J
E Beastall, W A Hadden, S Pandit;
Dept
of Orthopaedic Surgery, Perth Royal Infirmary, Scotland, UK
Correspondence to: James Beastall, 75 Ashgrove Avenue, Aberdeen AB25 3BQ
E-mail: jamesbeastall@hotmail.com
SMJ
2006 51(4): 49
The
purpose of this case is to illustrate an interesting cause of a common symptom.
It is designed to make the reader aware of the possibility of post
traumatic ventricular aneurysm. It
also illustrates the difficulty involved in making an unusual diagnosis in the
Intensive Care setting.
Keywords:
Tachycardia, Ventricular Aneurysm, Traumatic
Ventricular
aneurysm secondary to trauma is exceptionally rare. Accordingly it is a diagnosis that is very infrequently
considered. We describe a case of a
post traumatic aneurysm in a young adult with particular emphasis on the
difficulty encountered in making the diagnosis.
A
17-year-old male was admitted via Accident and Emergency following a high impact
road traffic accident in which he was the front seat passenger of a car.
A tree crushed the passenger side of the car and the injuries he
sustained were compression type injuries.
He
sustained a closed fracture of his left femoral shaft and neck, and open
fractures of both his right femur and humerus.
On his first night post accident a splenectomy was performed at
laparotomy for unresponsive hypotension. An
Electrocardiogram (ECG) showed inferior ST changes.
The following day his fractures were internally fixed.
Over
the course of the following four weeks, he was treated in an Intensive Care Unit
(ICU) due to Adult Respiratory Distress Syndrome (ARDS). Great trouble was
encountered in weaning him from ventilation.
During his time in ICU he had a persistent tachycardia of around 110bpm
with a harsh systolic murmur. Repeat
echocardiography showed a degree of mitral valve regurgitation but normal cusp
movement.
He
was discharged from ICU 27 days following his injuries with a normal ECG. His tachycardia persisted, as did a systolic murmur.
At
this time serial chest radiographs taken on ICU were reviewed and progressive
and abnormal left heart enlargement was seen.

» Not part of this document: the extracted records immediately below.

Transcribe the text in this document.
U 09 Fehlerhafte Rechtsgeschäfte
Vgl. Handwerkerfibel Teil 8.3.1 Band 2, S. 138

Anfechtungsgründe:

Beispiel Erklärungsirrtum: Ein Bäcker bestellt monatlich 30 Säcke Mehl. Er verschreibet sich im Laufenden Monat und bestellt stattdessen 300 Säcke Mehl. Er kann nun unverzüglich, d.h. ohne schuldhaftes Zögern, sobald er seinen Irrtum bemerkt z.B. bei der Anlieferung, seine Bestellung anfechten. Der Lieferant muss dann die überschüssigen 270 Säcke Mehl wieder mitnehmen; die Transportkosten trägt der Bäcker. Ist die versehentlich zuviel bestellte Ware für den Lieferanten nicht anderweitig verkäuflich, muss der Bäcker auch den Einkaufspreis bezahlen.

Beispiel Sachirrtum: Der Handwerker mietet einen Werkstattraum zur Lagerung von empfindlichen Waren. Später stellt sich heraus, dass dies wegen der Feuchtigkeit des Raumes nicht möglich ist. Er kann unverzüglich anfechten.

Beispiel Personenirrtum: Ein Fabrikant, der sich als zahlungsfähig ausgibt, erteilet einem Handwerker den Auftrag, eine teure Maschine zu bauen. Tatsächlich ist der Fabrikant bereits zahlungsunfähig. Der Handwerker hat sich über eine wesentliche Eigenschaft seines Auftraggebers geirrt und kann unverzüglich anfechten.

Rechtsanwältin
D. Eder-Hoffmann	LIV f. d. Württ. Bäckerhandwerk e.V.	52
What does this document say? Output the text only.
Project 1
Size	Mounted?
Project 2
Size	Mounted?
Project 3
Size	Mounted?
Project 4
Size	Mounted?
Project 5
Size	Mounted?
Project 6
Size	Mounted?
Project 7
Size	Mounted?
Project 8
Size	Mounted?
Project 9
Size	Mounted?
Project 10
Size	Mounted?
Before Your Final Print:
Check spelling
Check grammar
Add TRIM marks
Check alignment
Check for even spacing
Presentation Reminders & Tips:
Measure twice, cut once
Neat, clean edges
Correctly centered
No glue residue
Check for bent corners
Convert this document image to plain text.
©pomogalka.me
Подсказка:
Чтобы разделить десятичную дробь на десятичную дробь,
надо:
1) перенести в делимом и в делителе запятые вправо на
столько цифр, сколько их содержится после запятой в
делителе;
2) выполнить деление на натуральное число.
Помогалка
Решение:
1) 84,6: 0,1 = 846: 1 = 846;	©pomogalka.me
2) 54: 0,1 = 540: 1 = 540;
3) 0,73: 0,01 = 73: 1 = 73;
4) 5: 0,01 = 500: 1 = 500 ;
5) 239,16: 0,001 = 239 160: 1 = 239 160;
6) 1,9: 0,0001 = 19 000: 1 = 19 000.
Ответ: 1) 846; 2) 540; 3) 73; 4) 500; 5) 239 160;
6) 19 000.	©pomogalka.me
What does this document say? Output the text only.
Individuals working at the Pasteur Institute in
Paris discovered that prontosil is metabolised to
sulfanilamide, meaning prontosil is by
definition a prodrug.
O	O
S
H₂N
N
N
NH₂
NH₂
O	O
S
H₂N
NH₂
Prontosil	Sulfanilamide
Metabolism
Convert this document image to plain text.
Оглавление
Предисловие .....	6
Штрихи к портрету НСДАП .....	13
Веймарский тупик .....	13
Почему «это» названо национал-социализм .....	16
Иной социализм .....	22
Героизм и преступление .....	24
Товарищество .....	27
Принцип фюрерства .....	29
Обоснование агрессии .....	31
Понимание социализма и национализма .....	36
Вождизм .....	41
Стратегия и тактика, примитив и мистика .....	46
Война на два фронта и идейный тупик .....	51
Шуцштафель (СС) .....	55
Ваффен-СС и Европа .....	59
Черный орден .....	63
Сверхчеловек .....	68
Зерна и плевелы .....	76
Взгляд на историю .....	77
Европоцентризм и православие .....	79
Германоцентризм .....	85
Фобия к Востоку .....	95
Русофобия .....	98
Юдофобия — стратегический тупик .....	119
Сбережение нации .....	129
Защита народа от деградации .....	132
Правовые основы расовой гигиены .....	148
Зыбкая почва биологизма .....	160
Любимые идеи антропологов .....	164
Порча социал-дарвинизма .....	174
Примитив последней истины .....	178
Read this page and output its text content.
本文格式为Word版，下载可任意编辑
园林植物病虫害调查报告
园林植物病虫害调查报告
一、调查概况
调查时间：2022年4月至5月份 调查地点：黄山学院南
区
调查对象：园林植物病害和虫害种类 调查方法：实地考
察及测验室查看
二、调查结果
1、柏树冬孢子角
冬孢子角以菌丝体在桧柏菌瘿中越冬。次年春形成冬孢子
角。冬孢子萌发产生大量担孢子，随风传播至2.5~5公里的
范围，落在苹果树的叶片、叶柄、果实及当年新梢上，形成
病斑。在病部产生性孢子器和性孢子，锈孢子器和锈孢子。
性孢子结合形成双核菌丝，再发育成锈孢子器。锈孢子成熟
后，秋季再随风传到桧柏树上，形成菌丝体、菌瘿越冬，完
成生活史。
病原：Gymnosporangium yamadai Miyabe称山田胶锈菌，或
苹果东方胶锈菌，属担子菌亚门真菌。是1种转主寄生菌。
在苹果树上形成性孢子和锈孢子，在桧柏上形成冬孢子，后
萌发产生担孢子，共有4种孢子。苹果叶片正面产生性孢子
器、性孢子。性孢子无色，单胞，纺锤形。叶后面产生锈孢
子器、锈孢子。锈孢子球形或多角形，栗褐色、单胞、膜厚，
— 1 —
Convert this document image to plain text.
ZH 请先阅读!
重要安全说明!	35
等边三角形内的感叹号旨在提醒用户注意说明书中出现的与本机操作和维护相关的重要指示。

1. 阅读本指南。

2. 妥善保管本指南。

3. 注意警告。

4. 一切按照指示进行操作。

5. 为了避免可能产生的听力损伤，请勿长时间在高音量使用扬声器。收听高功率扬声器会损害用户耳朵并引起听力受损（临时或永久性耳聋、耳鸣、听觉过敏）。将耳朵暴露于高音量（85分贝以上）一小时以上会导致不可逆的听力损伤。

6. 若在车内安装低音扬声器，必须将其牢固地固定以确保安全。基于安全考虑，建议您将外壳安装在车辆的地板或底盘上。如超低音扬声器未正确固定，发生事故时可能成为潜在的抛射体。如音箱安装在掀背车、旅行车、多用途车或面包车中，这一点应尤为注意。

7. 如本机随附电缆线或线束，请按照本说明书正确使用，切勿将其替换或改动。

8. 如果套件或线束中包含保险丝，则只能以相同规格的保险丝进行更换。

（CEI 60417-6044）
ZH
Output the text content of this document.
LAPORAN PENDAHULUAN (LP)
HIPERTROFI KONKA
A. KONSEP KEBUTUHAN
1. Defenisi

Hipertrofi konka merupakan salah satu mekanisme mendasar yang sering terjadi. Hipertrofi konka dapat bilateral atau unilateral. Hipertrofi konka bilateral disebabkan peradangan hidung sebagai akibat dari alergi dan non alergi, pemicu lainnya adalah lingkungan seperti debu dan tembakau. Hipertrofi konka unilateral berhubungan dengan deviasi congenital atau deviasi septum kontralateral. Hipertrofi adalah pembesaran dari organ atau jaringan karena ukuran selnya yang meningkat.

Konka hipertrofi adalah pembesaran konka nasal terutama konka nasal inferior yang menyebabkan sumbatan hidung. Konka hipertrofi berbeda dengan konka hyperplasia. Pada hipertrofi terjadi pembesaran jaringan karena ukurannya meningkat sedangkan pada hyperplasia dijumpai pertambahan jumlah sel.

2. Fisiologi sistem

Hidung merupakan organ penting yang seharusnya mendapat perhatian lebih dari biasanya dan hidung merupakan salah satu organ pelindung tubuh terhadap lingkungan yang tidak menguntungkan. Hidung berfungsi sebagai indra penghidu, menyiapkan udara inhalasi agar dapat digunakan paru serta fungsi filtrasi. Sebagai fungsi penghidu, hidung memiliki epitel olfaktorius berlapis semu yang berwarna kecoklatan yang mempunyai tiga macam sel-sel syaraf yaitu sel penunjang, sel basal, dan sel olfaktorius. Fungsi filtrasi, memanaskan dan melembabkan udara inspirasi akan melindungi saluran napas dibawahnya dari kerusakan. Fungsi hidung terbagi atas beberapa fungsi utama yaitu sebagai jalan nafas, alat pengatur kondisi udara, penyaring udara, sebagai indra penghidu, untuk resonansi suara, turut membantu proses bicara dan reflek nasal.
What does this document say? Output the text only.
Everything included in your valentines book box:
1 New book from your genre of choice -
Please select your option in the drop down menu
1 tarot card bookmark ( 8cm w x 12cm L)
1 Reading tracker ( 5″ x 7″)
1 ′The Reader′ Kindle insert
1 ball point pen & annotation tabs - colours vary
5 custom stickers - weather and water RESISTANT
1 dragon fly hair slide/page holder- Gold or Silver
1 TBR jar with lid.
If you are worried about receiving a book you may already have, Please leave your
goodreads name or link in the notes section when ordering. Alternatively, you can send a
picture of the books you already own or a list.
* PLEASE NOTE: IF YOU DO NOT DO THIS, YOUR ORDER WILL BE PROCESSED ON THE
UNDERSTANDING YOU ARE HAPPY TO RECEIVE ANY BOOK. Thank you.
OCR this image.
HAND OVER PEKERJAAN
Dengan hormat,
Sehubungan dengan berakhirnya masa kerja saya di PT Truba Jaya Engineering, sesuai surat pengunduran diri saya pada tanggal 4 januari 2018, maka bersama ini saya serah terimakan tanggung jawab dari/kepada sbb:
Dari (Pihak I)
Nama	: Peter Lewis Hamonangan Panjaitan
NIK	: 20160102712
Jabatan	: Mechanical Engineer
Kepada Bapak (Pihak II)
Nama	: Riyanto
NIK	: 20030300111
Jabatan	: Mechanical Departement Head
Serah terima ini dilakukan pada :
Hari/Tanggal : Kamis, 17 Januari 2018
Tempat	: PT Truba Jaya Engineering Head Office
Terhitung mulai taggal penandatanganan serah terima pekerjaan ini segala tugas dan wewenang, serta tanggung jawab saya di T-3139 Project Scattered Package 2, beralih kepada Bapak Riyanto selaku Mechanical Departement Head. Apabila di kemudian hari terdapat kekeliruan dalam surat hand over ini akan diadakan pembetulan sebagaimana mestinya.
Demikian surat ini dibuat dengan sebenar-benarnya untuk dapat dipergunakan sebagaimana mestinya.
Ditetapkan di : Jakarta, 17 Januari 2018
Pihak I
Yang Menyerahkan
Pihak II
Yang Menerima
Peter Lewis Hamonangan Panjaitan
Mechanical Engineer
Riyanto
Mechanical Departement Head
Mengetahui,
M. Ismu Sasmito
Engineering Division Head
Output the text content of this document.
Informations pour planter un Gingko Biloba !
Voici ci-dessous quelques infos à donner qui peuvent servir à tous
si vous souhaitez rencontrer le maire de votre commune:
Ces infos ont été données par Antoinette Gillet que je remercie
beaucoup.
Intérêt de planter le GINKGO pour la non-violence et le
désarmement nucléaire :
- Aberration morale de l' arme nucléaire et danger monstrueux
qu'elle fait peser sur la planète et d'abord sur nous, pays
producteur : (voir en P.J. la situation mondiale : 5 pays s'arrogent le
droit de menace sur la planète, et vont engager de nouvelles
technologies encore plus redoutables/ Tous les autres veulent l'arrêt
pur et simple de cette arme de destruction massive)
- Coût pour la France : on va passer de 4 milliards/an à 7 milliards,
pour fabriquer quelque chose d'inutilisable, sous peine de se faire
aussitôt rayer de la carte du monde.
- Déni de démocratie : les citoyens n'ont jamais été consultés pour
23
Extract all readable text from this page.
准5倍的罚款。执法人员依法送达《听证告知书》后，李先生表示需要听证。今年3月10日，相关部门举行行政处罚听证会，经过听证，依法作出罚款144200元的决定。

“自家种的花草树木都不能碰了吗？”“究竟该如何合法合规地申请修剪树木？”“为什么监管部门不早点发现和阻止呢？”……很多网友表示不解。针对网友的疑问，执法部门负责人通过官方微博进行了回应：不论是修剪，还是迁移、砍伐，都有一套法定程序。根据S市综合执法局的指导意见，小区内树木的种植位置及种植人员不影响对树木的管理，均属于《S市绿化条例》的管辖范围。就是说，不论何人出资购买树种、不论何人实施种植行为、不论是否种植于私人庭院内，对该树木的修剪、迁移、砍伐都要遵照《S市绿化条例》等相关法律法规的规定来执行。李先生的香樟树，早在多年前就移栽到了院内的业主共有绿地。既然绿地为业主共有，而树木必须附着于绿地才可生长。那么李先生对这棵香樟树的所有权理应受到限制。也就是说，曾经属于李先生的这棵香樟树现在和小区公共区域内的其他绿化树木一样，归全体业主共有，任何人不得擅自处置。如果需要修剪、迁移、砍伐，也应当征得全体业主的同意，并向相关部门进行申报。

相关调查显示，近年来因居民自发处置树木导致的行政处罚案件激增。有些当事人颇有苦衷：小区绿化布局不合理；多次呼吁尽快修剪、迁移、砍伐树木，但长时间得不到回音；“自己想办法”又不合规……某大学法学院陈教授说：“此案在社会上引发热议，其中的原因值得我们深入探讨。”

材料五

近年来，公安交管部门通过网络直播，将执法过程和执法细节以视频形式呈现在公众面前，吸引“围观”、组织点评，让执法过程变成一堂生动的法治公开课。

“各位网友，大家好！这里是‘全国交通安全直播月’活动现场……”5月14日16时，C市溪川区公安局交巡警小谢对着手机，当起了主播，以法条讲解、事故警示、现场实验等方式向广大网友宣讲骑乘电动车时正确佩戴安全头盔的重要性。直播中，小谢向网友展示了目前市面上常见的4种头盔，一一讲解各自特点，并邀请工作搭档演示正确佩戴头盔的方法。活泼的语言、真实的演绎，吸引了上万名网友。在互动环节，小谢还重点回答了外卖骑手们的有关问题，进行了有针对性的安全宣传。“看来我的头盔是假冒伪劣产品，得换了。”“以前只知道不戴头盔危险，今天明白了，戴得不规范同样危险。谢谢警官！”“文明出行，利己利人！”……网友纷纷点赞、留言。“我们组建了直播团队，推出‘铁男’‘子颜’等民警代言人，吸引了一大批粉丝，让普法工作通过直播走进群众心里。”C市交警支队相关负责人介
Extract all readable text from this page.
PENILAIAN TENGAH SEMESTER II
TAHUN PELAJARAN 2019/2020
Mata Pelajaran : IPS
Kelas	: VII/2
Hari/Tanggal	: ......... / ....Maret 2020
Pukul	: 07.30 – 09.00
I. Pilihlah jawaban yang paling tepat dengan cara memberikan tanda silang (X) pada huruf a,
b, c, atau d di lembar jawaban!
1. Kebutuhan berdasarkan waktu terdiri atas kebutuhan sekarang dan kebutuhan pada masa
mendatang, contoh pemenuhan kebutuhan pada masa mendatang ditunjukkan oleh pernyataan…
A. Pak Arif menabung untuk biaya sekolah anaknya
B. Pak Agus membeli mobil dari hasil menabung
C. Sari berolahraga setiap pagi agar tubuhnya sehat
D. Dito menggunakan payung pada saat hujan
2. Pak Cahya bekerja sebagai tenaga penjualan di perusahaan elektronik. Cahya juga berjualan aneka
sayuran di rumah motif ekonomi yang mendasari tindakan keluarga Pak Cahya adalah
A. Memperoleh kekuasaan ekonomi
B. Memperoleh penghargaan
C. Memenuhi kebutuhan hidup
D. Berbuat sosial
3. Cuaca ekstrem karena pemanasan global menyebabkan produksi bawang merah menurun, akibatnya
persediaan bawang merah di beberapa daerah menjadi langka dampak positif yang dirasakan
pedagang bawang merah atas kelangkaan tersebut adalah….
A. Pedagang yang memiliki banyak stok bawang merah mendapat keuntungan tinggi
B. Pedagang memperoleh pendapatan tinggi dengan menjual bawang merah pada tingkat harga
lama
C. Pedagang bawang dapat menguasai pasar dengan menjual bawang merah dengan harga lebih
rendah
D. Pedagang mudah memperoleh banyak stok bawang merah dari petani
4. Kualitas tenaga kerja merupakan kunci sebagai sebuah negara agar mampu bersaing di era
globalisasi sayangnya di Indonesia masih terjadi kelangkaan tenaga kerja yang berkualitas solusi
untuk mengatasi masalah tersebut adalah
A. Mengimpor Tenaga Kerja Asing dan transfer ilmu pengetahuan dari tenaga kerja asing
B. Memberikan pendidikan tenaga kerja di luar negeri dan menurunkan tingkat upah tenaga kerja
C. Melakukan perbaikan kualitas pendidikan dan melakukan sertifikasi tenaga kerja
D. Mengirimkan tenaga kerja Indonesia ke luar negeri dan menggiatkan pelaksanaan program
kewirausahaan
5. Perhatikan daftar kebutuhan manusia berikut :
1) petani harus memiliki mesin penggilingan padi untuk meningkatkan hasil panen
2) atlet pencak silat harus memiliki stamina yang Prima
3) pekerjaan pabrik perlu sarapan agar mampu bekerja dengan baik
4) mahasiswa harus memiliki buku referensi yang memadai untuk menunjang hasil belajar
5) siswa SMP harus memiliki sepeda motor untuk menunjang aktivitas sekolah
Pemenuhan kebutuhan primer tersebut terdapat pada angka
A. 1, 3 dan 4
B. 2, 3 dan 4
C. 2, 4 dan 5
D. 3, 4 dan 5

This prompted the decision to perform gated Magnetic Resonance Imaging
(MRI) of his mediastinum. (Figure 1) In this technique the MRI signal is gated
(synchronised) with the ECG allowing a clear image of the moving heart. This
was performed and demonstrated the presence of left ventricular aneurysm.
He
was transferred to the nearest cardiothoracic centre where a Dacron patch repair
was performed. He was discharged
from hospital 67 days post injury. He returned for removal of his metalwork 5
years later, at which time he had graduated as an engineer and had no
restriction of activities.
Blunt
cardiac trauma is relatively common in the multiple injured patient and is
notoriously difficult to treat. The
most common sequelae of blunt cardiac trauma are myocardial contusion,
infarction and coronary artery disease.1
Ventricular aneurysm although recognised, is rare.2
Several cases of traumatic ventricular aneurysm have been reported with
varying outcomes, many of these at post mortem.1,2,3,6,7
The
main diagnostic clue in this case was the presence of a persistent and
unexplained tachycardia of around 110-120 beats per minute.
The diagnosis could not be made until adequate imaging had been
performed. Serial echocardiography
was essentially unremarkable and ECG changes, which had been present on
admission, had returned to normal, suggesting probable contusion.
It was not until MRI imaging was performed that a definite diagnosis was
made.
Persistent
tachycardia has never previously been described as being the predominant
clinical sign of underlying ventricular aneurysm.
This case outlines the need to be aware that ventricular aneurysms can be
present despite normal echocardiography, normal ECG and normal coronary
angiography5,6, and though potentially fatal due to cardiac rupture
or arrhythmia, excellent results can be obtained by surgical repair.